Every downturn in the industry has its good and bad points—some downturns are worse than others. The granddaddy of them all so far in the U.S. was the one in the mid-1980s, when oil prices dropped below $10 per barrel. On Dec. 28, 1981, the Baker Hughes rig count was 4,530 rigs. By July 11, 1986, the count had bottomed out at 663 rigs.
There was another downturn in the early 1990s with only 600 rigs reported working on March 5, 1993. And yet another downturn in 2009 saw the count drop from 2,031 rigs working the weeks of Aug. 29 and Sept. 11, 2008, to 876 rigs on June 12, 2009.
As of midday on Feb. 2, 2015, the price of West Texas Intermediate was at $49.15, and Brent crude was at $54.19. The rig count for Jan. 30 was 1,543 rigs. Today’s drop in the number of working rigs is not as precipitous as the earlier declines. Of course, that isn’t much consolation for the workers being laid off as a result of lower oil prices.

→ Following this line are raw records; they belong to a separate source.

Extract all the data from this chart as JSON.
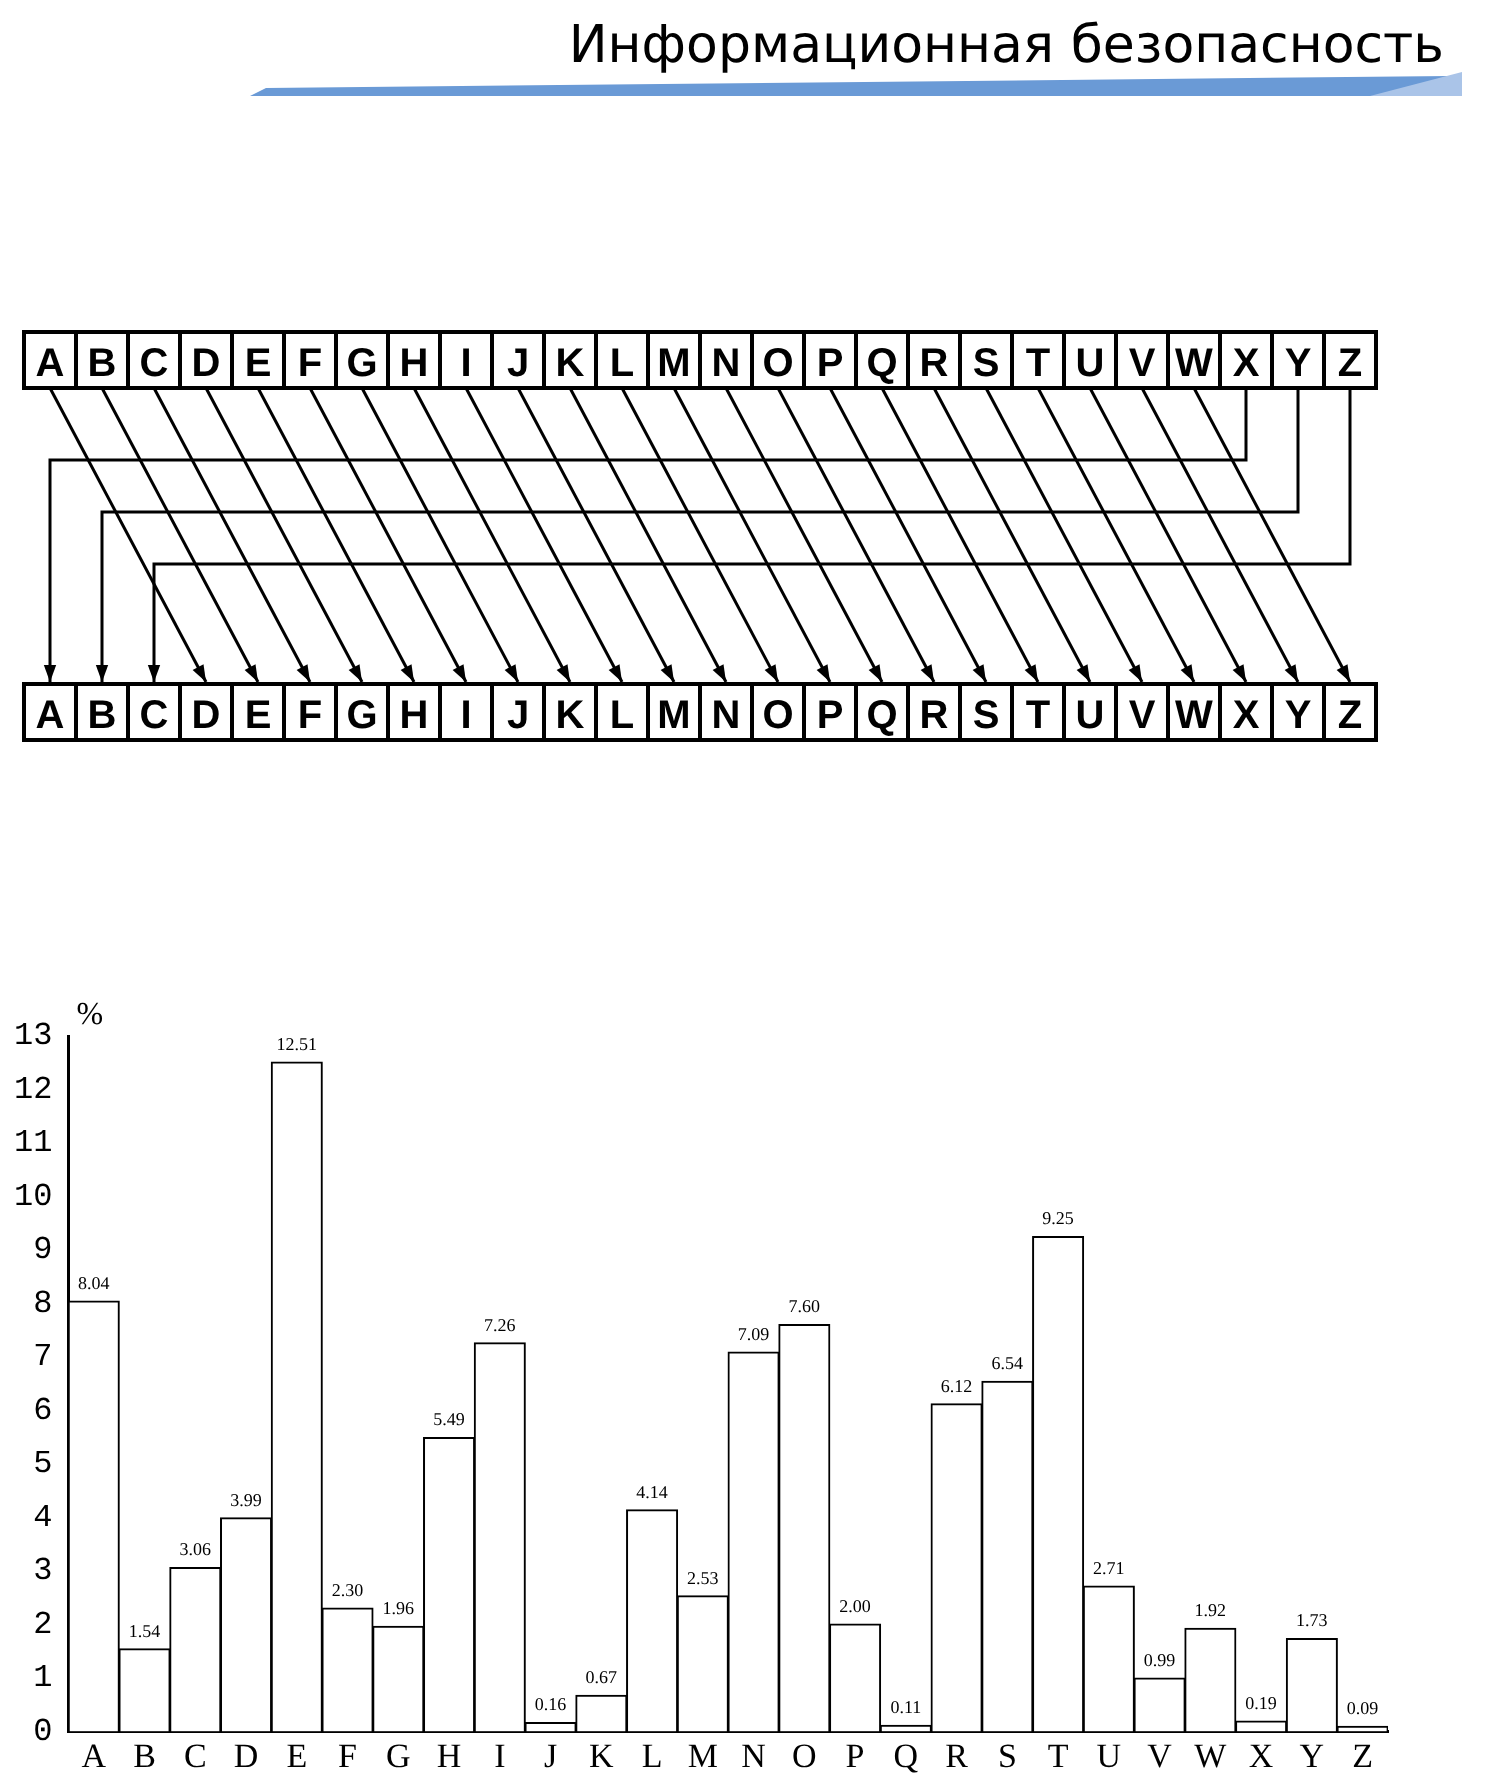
{
  "chart_data": {
    "type": "bar",
    "title": "Информационная безопасность",
    "ylabel": "%",
    "categories": [
      "A",
      "B",
      "C",
      "D",
      "E",
      "F",
      "G",
      "H",
      "I",
      "J",
      "K",
      "L",
      "M",
      "N",
      "O",
      "P",
      "Q",
      "R",
      "S",
      "T",
      "U",
      "V",
      "W",
      "X",
      "Y",
      "Z"
    ],
    "values": [
      8.04,
      1.54,
      3.06,
      3.99,
      12.51,
      2.3,
      1.96,
      5.49,
      7.26,
      0.16,
      0.67,
      4.14,
      2.53,
      7.09,
      7.6,
      2.0,
      0.11,
      6.12,
      6.54,
      9.25,
      2.71,
      0.99,
      1.92,
      0.19,
      1.73,
      0.09
    ],
    "value_labels": [
      "8.04",
      "1.54",
      "3.06",
      "3.99",
      "12.51",
      "2.30",
      "1.96",
      "5.49",
      "7.26",
      "0.16",
      "0.67",
      "4.14",
      "2.53",
      "7.09",
      "7.60",
      "2.00",
      "0.11",
      "6.12",
      "6.54",
      "9.25",
      "2.71",
      "0.99",
      "1.92",
      "0.19",
      "1.73",
      "0.09"
    ],
    "color": "#ffffff",
    "ylim": [
      0,
      13
    ],
    "yticks": [
      0,
      1,
      2,
      3,
      4,
      5,
      6,
      7,
      8,
      9,
      10,
      11,
      12,
      13
    ],
    "grid": false,
    "legend": false
  }
}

There are some differences between today’s downturn and the earlier industry consolidations. For those of us in the industry in 1984, the massive consolidation that occurred in the industry hit home for a lot of us. When people talk about the age gap in today’s industry workers, that was the event that drove a lot of talent and workers out of the oil industry. They never came back.
A lot of the managers in today’s companies are very aware of that talent drain and are likely to keep a tighter grip on newer employees with valuable skill sets. This downturn will add to the knowledge drain as a lot of older workers take advantage of retirement packages—some of them again.
Another factor that will likely lessen the impact of this downturn is pad drilling. The industry may see fewer rigs working, but the ones that are working will be operating much more efficiently. You can look for more wells drilled from single pads to cut down on the cost of rig moves. More operators are likely to contract for dedicated frack crews to insure availability.
The turnaround will occur when demand increases. That is already starting to happen with motorists taking advantage of low gasoline prices and driving more. At the same time, the decrease in the rig count has some speculators guessing that production will be cut back as well. That has already resulted in an uptick of the price of oil.
I am not going to predict when the bottom of this downturn will occur. As someone told me a long time ago, the only reason for economic forecasting is to make astrology look good. The industry has gone through this before and will do so again.